「貧しさ」が世界を動かしていく… “オランダのトランプ”が躍進! 下院選挙で極右政党が勝利した要因とは?
【映像】勝利演説をする“オランダのトランプ” ウィルダース氏

 オランダ下院総選挙で難民の受け入れに反対している極右政党が勝利し、第1党になる見通しだ。

【映像】勝利演説をする“オランダのトランプ” ウィルダース氏

 22日に投開票されたオランダ下院(定数150)の総選挙。公共放送によると、極右の「自由党」が改選前から20議席増やし37議席を獲得する躍進で、第1党の座を確実にした。自由党はイスラム系移民の排斥やモスクの禁止などを掲げており、党首のウィルダース氏は過激な発言から“オランダのトランプ”と呼ばれている。

 オランダでは近年、アフリカや中東からの移民や難民が増え続けており、今回の選挙でもその受け入れが大きな争点に。ウィルダース党首は反移民感情を背景に支持を伸ばし、「住宅不足の要因は難民申請者にある」などと主張してきた。支援者を前にした“勝利演説”でも、「難民と移民の津波に終止符を打つ」と宣言し、今もその強硬な姿勢を崩していない。

 また、反EUを明言し、新規加盟の阻止などを訴えているほか、自国の防衛に武器が必要だとしてウクライナへの軍事支援を停止すべきとも繰り返し主張している。

 “オランダのトランプ”ことウィルダース氏は首相になるのか? そしてこの選挙はヨーロッパにどのような影響を及ぼすのか? オランダ政治史が専門で千葉大学教授の水島治郎氏に話を聞いた。

■オランダがヨーロッパ統合に水を差す?

 “自由党の勝利の要因”について水島氏は「『増加する移民・難民ではなく自国民を守るべき』という自由党の主張が支持を集めたが、オランダ人が極右を強く支持したわけではない。背景にはウクライナ情勢などによる物価上昇・生活困窮があり、この点を解消できない既存政党が信頼を集められていないのだ」と分析した。

 極右政党・自由党とはどんな理念を掲げているのか?

 水島氏は「ウィルダース党首の主張の基本は反イスラム・反移民・反難民にある。またヨーロッパ統合にも批判的で、イギリスのブレグジットと同じく、国民投票によりEU離脱を決めるべきだと主張している。なお、ウィルダース党首は政党名の由来について『イスラムによって西洋文明の護ってきた自由が脅かされようとしている。その自由を守るために自由党を設立した』と訴えている」と説明した。

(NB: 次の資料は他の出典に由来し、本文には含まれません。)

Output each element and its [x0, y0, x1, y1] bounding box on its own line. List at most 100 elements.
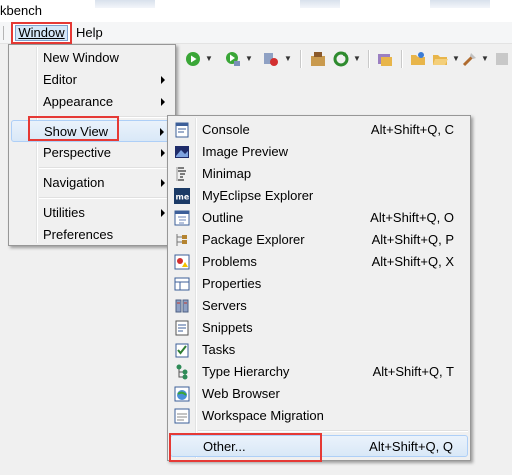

 過激な政策を掲げる自由党が政権を取れば、本当にその主張が取り入れられるのか?

 水島氏は「オランダは常に連立政権なので、独自の政策をただちに実行できるわけではない。単独過半数にほど遠い自由党は連立交渉の中で、各党が妥協を重ねることで、ようやく政権が樹立できる。今回の選挙後、ウィルダース党首は政権入りを目指すことを明言しているため、極端な政策がいきなり実行される可能性は低い。そこは大統領制のアメリカとは異なる点だ」と説明した。

 また、ウィルダース党首の人物像について「今年60歳のウィルダース党首は攻撃的な言葉遣いで敵と味方がはっきり分かれている政治家。自国第一主義を掲げ、イスラム批判を明言し、移民難民に厳しい規制をかけていこうとする姿勢はアメリカのトランプ前大統領と重なる。また、リベラルやインテリを敵視しながら自分を“庶民”の味方であると称するところ、オールバックの金髪というユニークな髪型もトランプ前大統領と共通する点だ」と述べた。

 この選挙結果がヨーロッパに与える影響については「ヨーロッパの選挙は互いに結果に影響を与えあっているため、特にEU各国は強い衝撃を受けている。特に来年はEU加盟国でヨーロッパ議会選挙が控えている。オランダの動きがヨーロッパ統合に水を差し、またウクライナ支援でも足並みの乱れが出てくる可能性がある」と分析。

 さらに、アルゼンチンで中央銀行廃止や臓器売買の合法化などを掲げる、やはり極右とされる候補者、ハビエル・ミレイ氏が大統領に当選したことを引き合いに出し、「今は政治のアウトサイダーが表舞台に出て主役をつかみ取る、いわば『アウトサイダー・ポリティクス』の時代なのかもしれない。ヨーロッパに限らず、今の世界で生じている変化に目をむけることが重要だ」と述べた。